Cuando empezó a manar sangre grumosa, cuando los gritos de horror de Paula se apagaron dentro de aquel puesto, llegó el frío. Primero fue un cosquilleo, como si una parte del cuerpo se me durmiese, y luego empezaron a temblarme las manos.

Clara estaba enloquecida, tenía los ojos inyectados en sangre y se secaba la cara manchada de tanta violencia. No me atrevía a mirarla. La Boquería estaba en silencio y nada había salido como me esperaba.

Y con el frío se fue la vida.

El cuerpo sin vida de Paula colgado de un gancho. ¿Nos habíamos vuelto locas? No.
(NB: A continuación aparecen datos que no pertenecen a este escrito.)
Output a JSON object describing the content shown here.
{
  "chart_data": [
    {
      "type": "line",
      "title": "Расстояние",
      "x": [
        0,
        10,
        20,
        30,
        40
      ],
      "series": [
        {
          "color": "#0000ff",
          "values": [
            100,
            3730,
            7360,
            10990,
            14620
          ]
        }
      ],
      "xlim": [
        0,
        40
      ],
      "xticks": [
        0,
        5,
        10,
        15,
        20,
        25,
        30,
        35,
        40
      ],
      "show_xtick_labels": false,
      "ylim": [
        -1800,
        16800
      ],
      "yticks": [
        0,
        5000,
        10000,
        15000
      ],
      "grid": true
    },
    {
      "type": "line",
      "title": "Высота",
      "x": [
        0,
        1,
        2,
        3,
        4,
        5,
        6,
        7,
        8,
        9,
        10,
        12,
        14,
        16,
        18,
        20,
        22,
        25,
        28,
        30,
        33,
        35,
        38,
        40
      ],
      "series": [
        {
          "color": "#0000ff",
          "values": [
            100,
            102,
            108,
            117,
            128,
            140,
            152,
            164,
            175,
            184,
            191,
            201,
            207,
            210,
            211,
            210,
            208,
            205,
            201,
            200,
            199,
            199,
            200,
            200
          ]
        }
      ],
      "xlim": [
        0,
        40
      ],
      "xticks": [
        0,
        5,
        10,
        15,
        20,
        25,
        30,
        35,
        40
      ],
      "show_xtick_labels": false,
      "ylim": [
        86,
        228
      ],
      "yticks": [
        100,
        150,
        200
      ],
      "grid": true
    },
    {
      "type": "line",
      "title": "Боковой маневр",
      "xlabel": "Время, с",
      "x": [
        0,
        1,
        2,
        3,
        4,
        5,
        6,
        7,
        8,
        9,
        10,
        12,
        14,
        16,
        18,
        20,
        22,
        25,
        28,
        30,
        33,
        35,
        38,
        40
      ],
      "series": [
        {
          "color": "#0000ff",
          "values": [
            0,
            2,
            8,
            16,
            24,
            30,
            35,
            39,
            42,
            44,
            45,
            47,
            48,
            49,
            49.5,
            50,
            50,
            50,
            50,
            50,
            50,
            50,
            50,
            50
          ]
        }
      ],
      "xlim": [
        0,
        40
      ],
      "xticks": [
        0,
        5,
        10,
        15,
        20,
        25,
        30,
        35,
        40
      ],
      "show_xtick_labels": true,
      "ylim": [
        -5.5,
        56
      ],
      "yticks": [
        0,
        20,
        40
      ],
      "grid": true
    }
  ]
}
La noche se nos había metido dentro y para entonces solo éramos un puto pedazo de noche. No veíamos. Nos mirábamos, pero no veíamos.

No recuerdo qué me dijo Clara. No recuerdo que, cuando Paula colgaba muerta como un pollo, ella me diese una indicación concreta o inteligente. Solo:

—Huye. Nos largamos. Vete.

—¿Adónde?

—Vete.

Y yo corrí y tiré la chaqueta en un contenedor del barrio de Sant Antoni. Poco a poco se hacía de día…, poco a poco.
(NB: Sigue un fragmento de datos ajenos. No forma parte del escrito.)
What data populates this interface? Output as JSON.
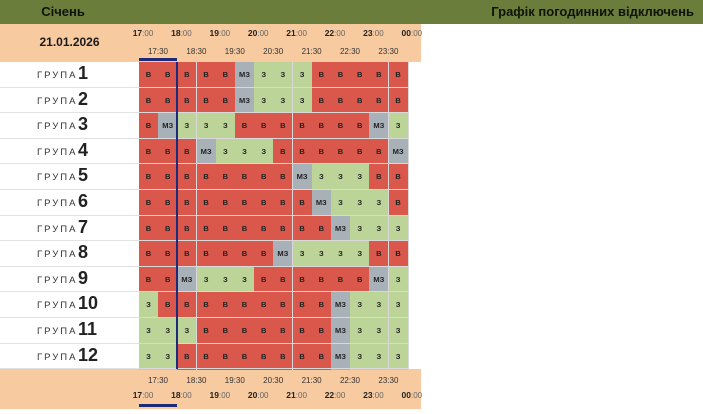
{
  "header": {
    "month": "Січень",
    "title": "Графік погодинних відключень"
  },
  "date": "21.01.2026",
  "hours": [
    "17",
    "18",
    "19",
    "20",
    "21",
    "22",
    "23",
    "00"
  ],
  "hour_suffix": ":00",
  "halves": [
    "17:30",
    "18:30",
    "19:30",
    "20:30",
    "21:30",
    "22:30",
    "23:30"
  ],
  "group_label": "ГРУПА",
  "groups": [
    {
      "num": "1",
      "cells": [
        "В",
        "В",
        "В",
        "В",
        "В",
        "МЗ",
        "З",
        "З",
        "З",
        "В",
        "В",
        "В",
        "В",
        "В"
      ]
    },
    {
      "num": "2",
      "cells": [
        "В",
        "В",
        "В",
        "В",
        "В",
        "МЗ",
        "З",
        "З",
        "З",
        "В",
        "В",
        "В",
        "В",
        "В"
      ]
    },
    {
      "num": "3",
      "cells": [
        "В",
        "МЗ",
        "З",
        "З",
        "З",
        "В",
        "В",
        "В",
        "В",
        "В",
        "В",
        "В",
        "МЗ",
        "З"
      ]
    },
    {
      "num": "4",
      "cells": [
        "В",
        "В",
        "В",
        "МЗ",
        "З",
        "З",
        "З",
        "В",
        "В",
        "В",
        "В",
        "В",
        "В",
        "МЗ"
      ]
    },
    {
      "num": "5",
      "cells": [
        "В",
        "В",
        "В",
        "В",
        "В",
        "В",
        "В",
        "В",
        "МЗ",
        "З",
        "З",
        "З",
        "В",
        "В"
      ]
    },
    {
      "num": "6",
      "cells": [
        "В",
        "В",
        "В",
        "В",
        "В",
        "В",
        "В",
        "В",
        "В",
        "МЗ",
        "З",
        "З",
        "З",
        "В"
      ]
    },
    {
      "num": "7",
      "cells": [
        "В",
        "В",
        "В",
        "В",
        "В",
        "В",
        "В",
        "В",
        "В",
        "В",
        "МЗ",
        "З",
        "З",
        "З"
      ]
    },
    {
      "num": "8",
      "cells": [
        "В",
        "В",
        "В",
        "В",
        "В",
        "В",
        "В",
        "МЗ",
        "З",
        "З",
        "З",
        "З",
        "В",
        "В"
      ]
    },
    {
      "num": "9",
      "cells": [
        "В",
        "В",
        "МЗ",
        "З",
        "З",
        "З",
        "В",
        "В",
        "В",
        "В",
        "В",
        "В",
        "МЗ",
        "З"
      ]
    },
    {
      "num": "10",
      "cells": [
        "З",
        "В",
        "В",
        "В",
        "В",
        "В",
        "В",
        "В",
        "В",
        "В",
        "МЗ",
        "З",
        "З",
        "З"
      ]
    },
    {
      "num": "11",
      "cells": [
        "З",
        "З",
        "З",
        "В",
        "В",
        "В",
        "В",
        "В",
        "В",
        "В",
        "МЗ",
        "З",
        "З",
        "З"
      ]
    },
    {
      "num": "12",
      "cells": [
        "З",
        "З",
        "В",
        "В",
        "В",
        "В",
        "В",
        "В",
        "В",
        "В",
        "МЗ",
        "З",
        "З",
        "З"
      ]
    }
  ],
  "legend_colors": {
    "В": "#d9584b",
    "З": "#bdd499",
    "МЗ": "#a9b1b8"
  }
}
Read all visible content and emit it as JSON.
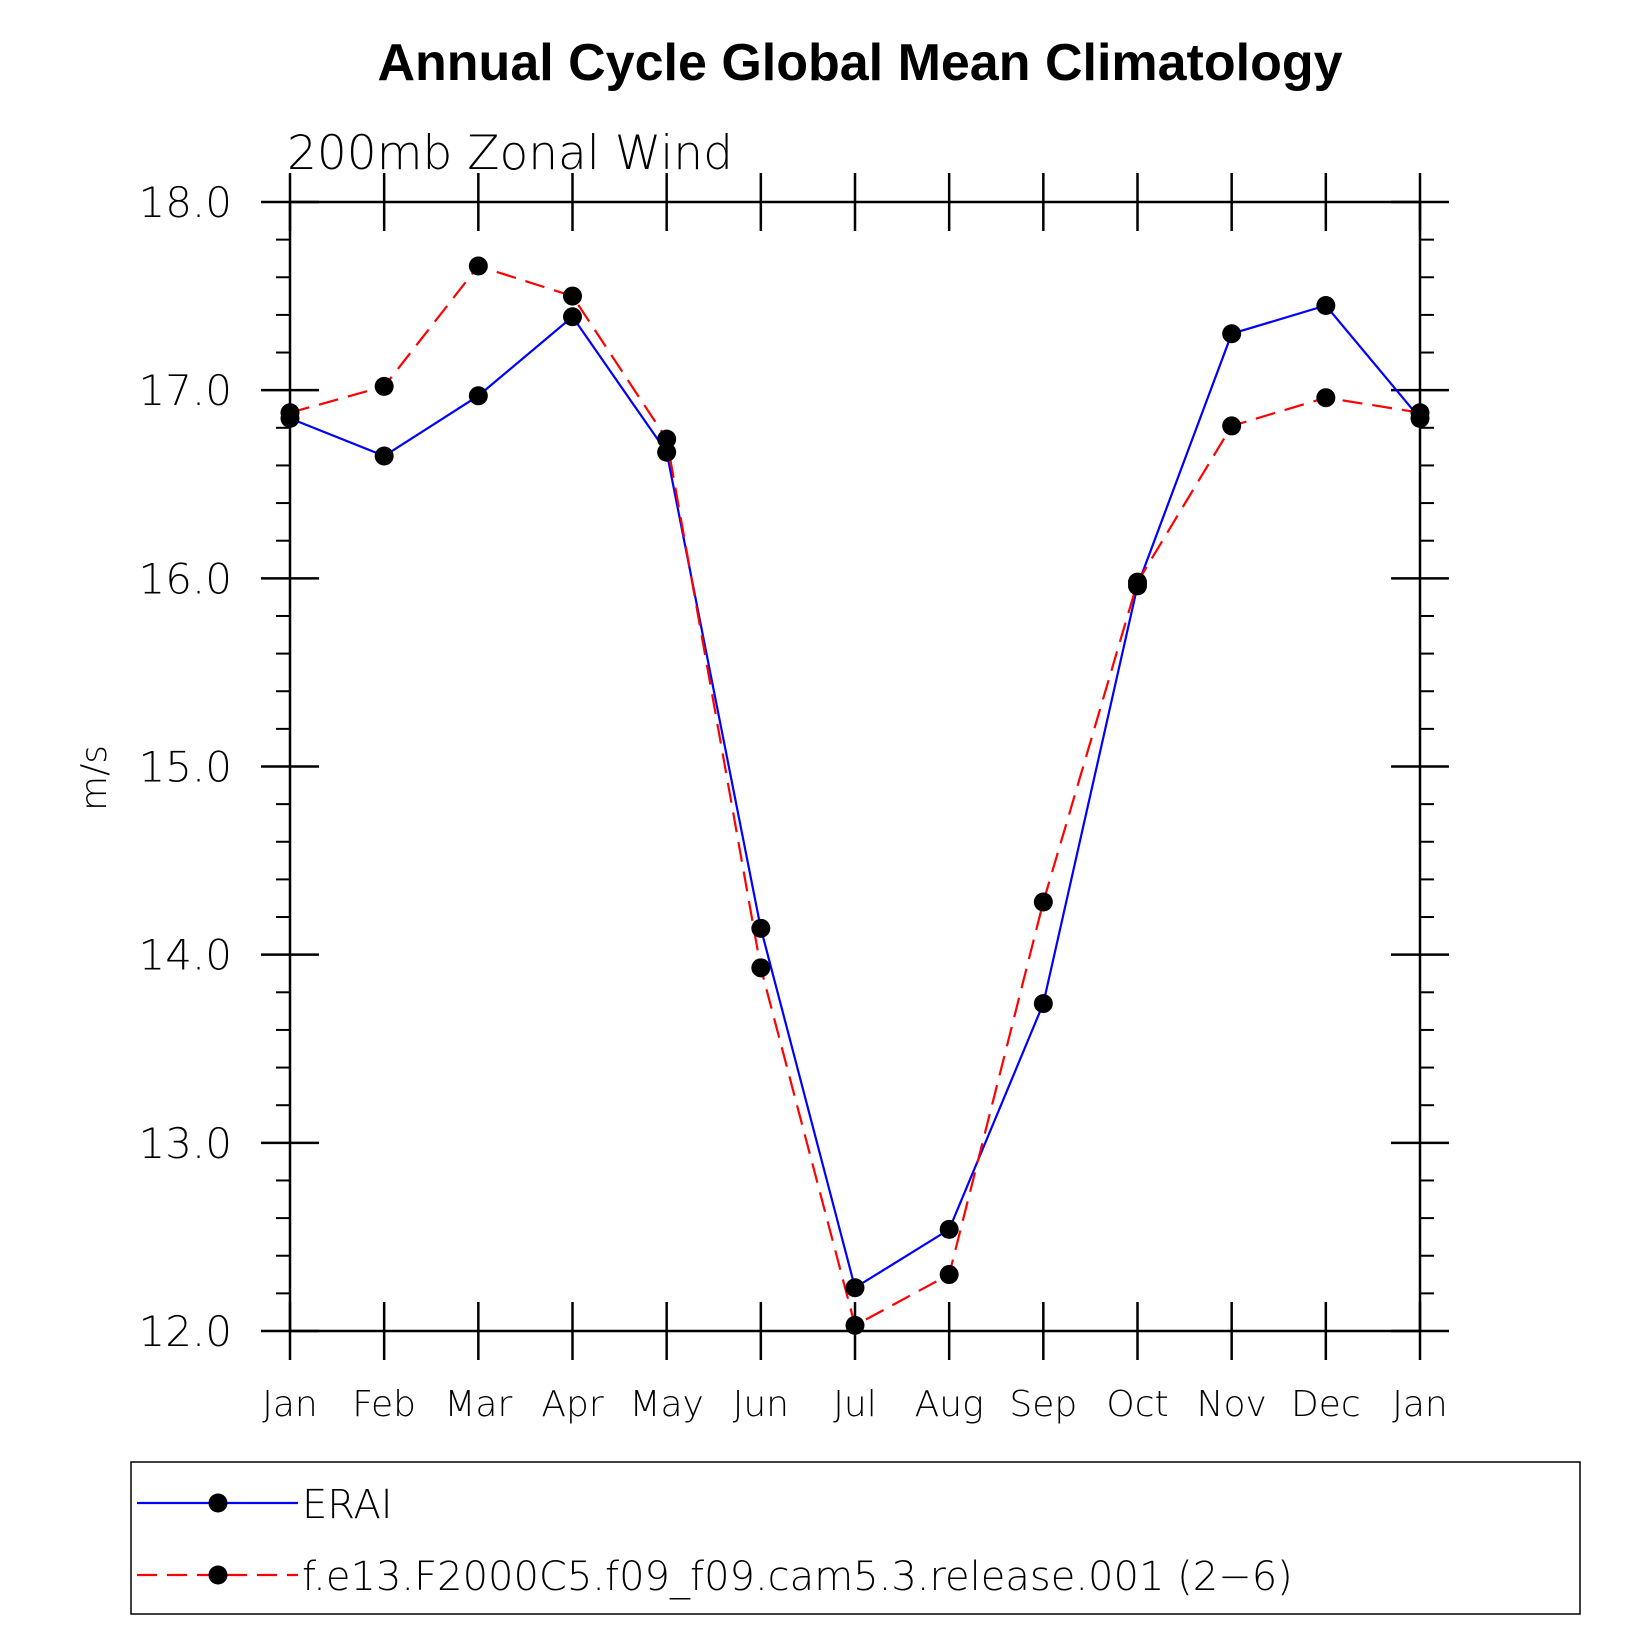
{
  "chart_data": {
    "type": "line",
    "title": "Annual Cycle Global Mean Climatology",
    "subtitle": "200mb Zonal Wind",
    "ylabel": "m/s",
    "xlabel": "",
    "ylim": [
      12.0,
      18.0
    ],
    "yticks": [
      "12.0",
      "13.0",
      "14.0",
      "15.0",
      "16.0",
      "17.0",
      "18.0"
    ],
    "categories": [
      "Jan",
      "Feb",
      "Mar",
      "Apr",
      "May",
      "Jun",
      "Jul",
      "Aug",
      "Sep",
      "Oct",
      "Nov",
      "Dec",
      "Jan"
    ],
    "grid": false,
    "legend_position": "bottom",
    "series": [
      {
        "name": "ERAI",
        "color": "#0000ff",
        "dash": "solid",
        "marker": "filled-circle",
        "values": [
          16.85,
          16.65,
          16.97,
          17.39,
          16.67,
          14.14,
          12.23,
          12.54,
          13.74,
          15.96,
          17.3,
          17.45,
          16.85
        ]
      },
      {
        "name": "f.e13.F2000C5.f09_f09.cam5.3.release.001 (2−6)",
        "color": "#ff0000",
        "dash": "dashed",
        "marker": "filled-circle",
        "values": [
          16.88,
          17.02,
          17.66,
          17.5,
          16.74,
          13.93,
          12.03,
          12.3,
          14.28,
          15.98,
          16.81,
          16.96,
          16.88
        ]
      }
    ]
  }
}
Y yo no podía quitarme de encima la peste a sangre de la carnicería. Ni a Paula mirándome por última vez, roja por el maquillaje, con los ojitos de perro asustado suplicándome clemencia, implorando por su vida.

Salí de la Boquería, crucé el Raval, Sant Antoni, Poble-sec…

Y sola, a partir de entonces siempre sola, me dirigí al atrio del Institut del Teatre.